What changed in AutoGen v0.4?

AutoGen v0.4 was a ground-up redesign released in 2025. It introduced a layered architecture with three distinct APIs: Core for event-driven low-level control, AgentChat for high-level conversational workflows, and Extensions for third-party integrations. The async runtime replaced the synchronous execution model. This broke compatibility with all v0.2 code, which caused significant frustration in the community since most existing tutorials and production code targeted the old API.

Does AutoGen have a GUI?

Yes. AutoGen Studio is a no-code web interface included with the framework. You can use it to define agents, configure their tools and models, assemble them into teams, and run workflows without writing Python. It's best suited for prototyping and demos. For production systems, you'll still want to manage agent logic in code where you can version-control and test it.
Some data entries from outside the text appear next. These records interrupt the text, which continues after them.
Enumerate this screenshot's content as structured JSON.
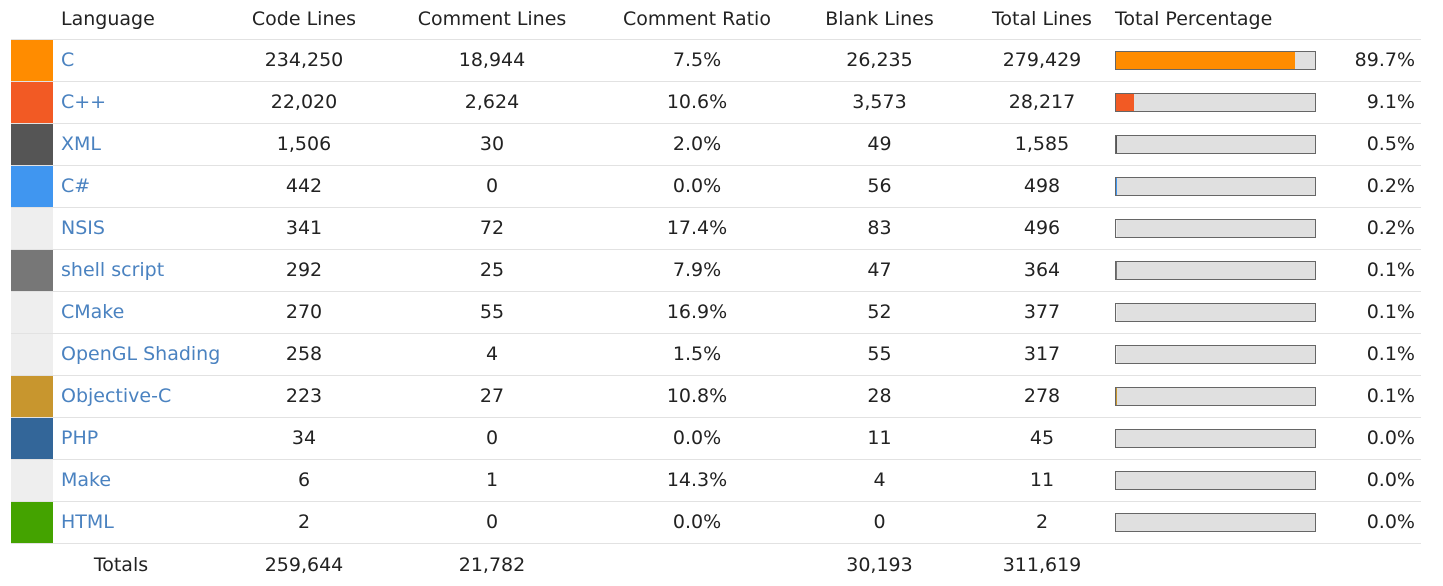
{
  "headers": {
    "language": "Language",
    "code_lines": "Code Lines",
    "comment_lines": "Comment Lines",
    "comment_ratio": "Comment Ratio",
    "blank_lines": "Blank Lines",
    "total_lines": "Total Lines",
    "total_percentage": "Total Percentage"
  },
  "rows": [
    {
      "color": "#ff8c00",
      "language": "C",
      "code": "234,250",
      "comment": "18,944",
      "ratio": "7.5%",
      "blank": "26,235",
      "total": "279,429",
      "pct": "89.7%",
      "pct_value": 89.7
    },
    {
      "color": "#f25a24",
      "language": "C++",
      "code": "22,020",
      "comment": "2,624",
      "ratio": "10.6%",
      "blank": "3,573",
      "total": "28,217",
      "pct": "9.1%",
      "pct_value": 9.1
    },
    {
      "color": "#555555",
      "language": "XML",
      "code": "1,506",
      "comment": "30",
      "ratio": "2.0%",
      "blank": "49",
      "total": "1,585",
      "pct": "0.5%",
      "pct_value": 0.5
    },
    {
      "color": "#4096f0",
      "language": "C#",
      "code": "442",
      "comment": "0",
      "ratio": "0.0%",
      "blank": "56",
      "total": "498",
      "pct": "0.2%",
      "pct_value": 0.2
    },
    {
      "color": "#eeeeee",
      "language": "NSIS",
      "code": "341",
      "comment": "72",
      "ratio": "17.4%",
      "blank": "83",
      "total": "496",
      "pct": "0.2%",
      "pct_value": 0.2
    },
    {
      "color": "#777777",
      "language": "shell script",
      "code": "292",
      "comment": "25",
      "ratio": "7.9%",
      "blank": "47",
      "total": "364",
      "pct": "0.1%",
      "pct_value": 0.1
    },
    {
      "color": "#eeeeee",
      "language": "CMake",
      "code": "270",
      "comment": "55",
      "ratio": "16.9%",
      "blank": "52",
      "total": "377",
      "pct": "0.1%",
      "pct_value": 0.1
    },
    {
      "color": "#eeeeee",
      "language": "OpenGL Shading",
      "code": "258",
      "comment": "4",
      "ratio": "1.5%",
      "blank": "55",
      "total": "317",
      "pct": "0.1%",
      "pct_value": 0.1
    },
    {
      "color": "#c8962e",
      "language": "Objective-C",
      "code": "223",
      "comment": "27",
      "ratio": "10.8%",
      "blank": "28",
      "total": "278",
      "pct": "0.1%",
      "pct_value": 0.1
    },
    {
      "color": "#336699",
      "language": "PHP",
      "code": "34",
      "comment": "0",
      "ratio": "0.0%",
      "blank": "11",
      "total": "45",
      "pct": "0.0%",
      "pct_value": 0.0
    },
    {
      "color": "#eeeeee",
      "language": "Make",
      "code": "6",
      "comment": "1",
      "ratio": "14.3%",
      "blank": "4",
      "total": "11",
      "pct": "0.0%",
      "pct_value": 0.0
    },
    {
      "color": "#44a300",
      "language": "HTML",
      "code": "2",
      "comment": "0",
      "ratio": "0.0%",
      "blank": "0",
      "total": "2",
      "pct": "0.0%",
      "pct_value": 0.0
    }
  ],
  "totals": {
    "label": "Totals",
    "code": "259,644",
    "comment": "21,782",
    "blank": "30,193",
    "total": "311,619"
  }
}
Should I use AutoGen in 2026?

It depends on your situation. If you're starting a new project, Microsoft now recommends its Agent Framework over AutoGen, which is officially in maintenance mode. AutoGen still works, has a large community, and isn't going away soon, but you won't get new features. If you have existing AutoGen code on v0.4, staying put is reasonable. For new projects, evaluate whether the Agent Framework, [LangGraph](/frameworks/langgraph/), or [CrewAI](/frameworks/crewai/) better fits your needs before defaulting to AutoGen.